Severe hyperthermia is a disease that affects nearly every system in the body. Simply lowering the body temperature fails to address the potentially catastrophic events that often accompany this disorder. A pet suffering from hyperthermia should be seen by a veterinarian as soon as possible.

Seizures / Convulsions: A seizure is any sudden and uncontrolled spastic type of movement of the animal’s body caused by abnormal brain activity. Seizures may be very severe and affect all of the body, or quite mild, affecting only a portion of the pet. The pet may or may not be conscious, and may urinate or have a bowel movement

What to Do

Protect the pet from injuring itself during or after the seizure. Keep him from falling and especially keep him away from water.
Remove other pets from the area.
Record the time the seizure begins and ends.
If the seizure or convulsion lasts over 5 minutes, wrap the pet in a cool, wet towel and seek veterinary attention at once.
If the pet loses consciousness and is not breathing, begin CPR.

What NOT to Do

Do not place your hands near the pet’s mouth. They do not swallow their tongues and you are at risk of being bitten.
Do not slap, throw water on, or otherwise try to startle your pet out of a seizure — it will end when it ends, and you cannot affect it by slapping, yelling, or any other action.

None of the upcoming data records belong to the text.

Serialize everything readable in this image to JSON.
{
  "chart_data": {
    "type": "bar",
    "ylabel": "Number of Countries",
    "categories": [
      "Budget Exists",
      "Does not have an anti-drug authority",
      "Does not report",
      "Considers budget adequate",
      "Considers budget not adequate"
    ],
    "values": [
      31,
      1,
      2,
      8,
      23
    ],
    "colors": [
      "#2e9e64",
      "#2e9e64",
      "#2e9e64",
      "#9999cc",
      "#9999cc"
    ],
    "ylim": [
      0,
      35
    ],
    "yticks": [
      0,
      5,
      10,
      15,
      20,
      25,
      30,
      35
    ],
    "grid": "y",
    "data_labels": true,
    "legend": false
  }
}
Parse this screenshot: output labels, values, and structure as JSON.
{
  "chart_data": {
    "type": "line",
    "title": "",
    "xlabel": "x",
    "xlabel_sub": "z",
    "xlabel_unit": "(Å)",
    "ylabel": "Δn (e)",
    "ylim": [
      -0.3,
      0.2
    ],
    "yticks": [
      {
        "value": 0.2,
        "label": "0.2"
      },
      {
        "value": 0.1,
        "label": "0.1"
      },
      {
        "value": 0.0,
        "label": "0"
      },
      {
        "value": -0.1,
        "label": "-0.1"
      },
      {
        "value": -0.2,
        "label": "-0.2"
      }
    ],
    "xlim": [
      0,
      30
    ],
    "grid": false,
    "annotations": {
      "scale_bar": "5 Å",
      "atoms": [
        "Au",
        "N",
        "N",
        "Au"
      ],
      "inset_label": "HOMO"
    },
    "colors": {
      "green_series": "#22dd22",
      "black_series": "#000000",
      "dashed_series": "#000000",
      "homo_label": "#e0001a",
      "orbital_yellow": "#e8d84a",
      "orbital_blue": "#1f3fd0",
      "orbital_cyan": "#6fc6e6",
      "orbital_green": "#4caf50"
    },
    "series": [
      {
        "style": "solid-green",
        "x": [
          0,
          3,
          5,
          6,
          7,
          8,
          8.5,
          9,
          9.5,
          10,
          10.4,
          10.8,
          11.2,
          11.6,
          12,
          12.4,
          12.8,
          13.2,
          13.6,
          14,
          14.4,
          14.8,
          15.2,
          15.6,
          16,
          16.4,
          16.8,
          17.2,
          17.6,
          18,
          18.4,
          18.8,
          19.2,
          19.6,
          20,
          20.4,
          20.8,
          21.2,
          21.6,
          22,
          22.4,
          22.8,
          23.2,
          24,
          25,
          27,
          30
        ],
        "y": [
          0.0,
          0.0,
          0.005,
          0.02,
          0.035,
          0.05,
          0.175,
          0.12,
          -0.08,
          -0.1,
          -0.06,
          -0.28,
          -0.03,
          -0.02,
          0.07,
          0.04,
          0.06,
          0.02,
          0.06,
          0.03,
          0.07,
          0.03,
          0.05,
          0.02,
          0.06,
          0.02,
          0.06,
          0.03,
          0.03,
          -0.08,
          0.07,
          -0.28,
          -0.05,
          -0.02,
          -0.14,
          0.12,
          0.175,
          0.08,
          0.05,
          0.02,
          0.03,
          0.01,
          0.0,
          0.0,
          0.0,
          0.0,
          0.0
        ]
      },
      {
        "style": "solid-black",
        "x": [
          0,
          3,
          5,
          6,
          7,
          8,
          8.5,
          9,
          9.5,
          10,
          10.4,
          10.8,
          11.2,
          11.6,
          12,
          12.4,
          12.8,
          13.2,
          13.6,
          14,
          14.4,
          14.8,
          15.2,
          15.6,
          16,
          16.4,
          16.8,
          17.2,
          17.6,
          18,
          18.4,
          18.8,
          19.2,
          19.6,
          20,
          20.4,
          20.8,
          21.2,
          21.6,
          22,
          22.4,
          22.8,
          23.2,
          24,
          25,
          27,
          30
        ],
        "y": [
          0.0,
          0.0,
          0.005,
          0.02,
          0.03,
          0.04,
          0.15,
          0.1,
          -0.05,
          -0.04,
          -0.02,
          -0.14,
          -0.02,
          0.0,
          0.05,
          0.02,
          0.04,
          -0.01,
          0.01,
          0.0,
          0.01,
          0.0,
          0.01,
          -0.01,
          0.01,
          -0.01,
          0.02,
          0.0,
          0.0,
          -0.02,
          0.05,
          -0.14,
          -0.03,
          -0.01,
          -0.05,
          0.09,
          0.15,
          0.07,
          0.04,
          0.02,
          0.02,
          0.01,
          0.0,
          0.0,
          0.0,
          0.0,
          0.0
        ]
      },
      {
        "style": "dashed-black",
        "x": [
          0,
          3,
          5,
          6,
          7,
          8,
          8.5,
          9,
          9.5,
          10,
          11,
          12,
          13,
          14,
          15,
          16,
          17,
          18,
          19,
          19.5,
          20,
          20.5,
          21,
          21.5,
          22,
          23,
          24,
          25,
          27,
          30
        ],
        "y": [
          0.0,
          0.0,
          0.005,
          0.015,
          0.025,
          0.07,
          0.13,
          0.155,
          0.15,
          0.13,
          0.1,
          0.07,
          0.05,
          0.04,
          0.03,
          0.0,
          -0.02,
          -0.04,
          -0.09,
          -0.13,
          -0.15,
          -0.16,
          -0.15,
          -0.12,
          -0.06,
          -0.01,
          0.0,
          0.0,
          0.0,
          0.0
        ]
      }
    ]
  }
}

Snakebite: When your pet is “struck” by a snake, it is best to assume it is a poisonous bite.

What to Do:

bullet Immobilize the part of the animal that has been bitten by the snake. Try to keep it at or below the level of the heart.
Keep the pet calm and immobile; carry if necessary.
Seek veterinary attention as soon as possible.
Try to retrieve the snake if it can be done without risk. It is sometimes helpful to identify the type of snake.
What NOT to Do

Do not cut over the fang marks.
Do not manipulate the bitten area any more than needed.
Do not allow the pet to move about freely.
Do not ice pack or tourniquet the area.
Do not administer any medications except on a veterinarian’s advice.
Do not use electric shock on the area.
Snakebite is a complex problem. The severity and type of damage done by venom depends on the type of snake involved. If your pet is bitten by a snake, assume the bite is poisonous and seek veterinary attention quickly.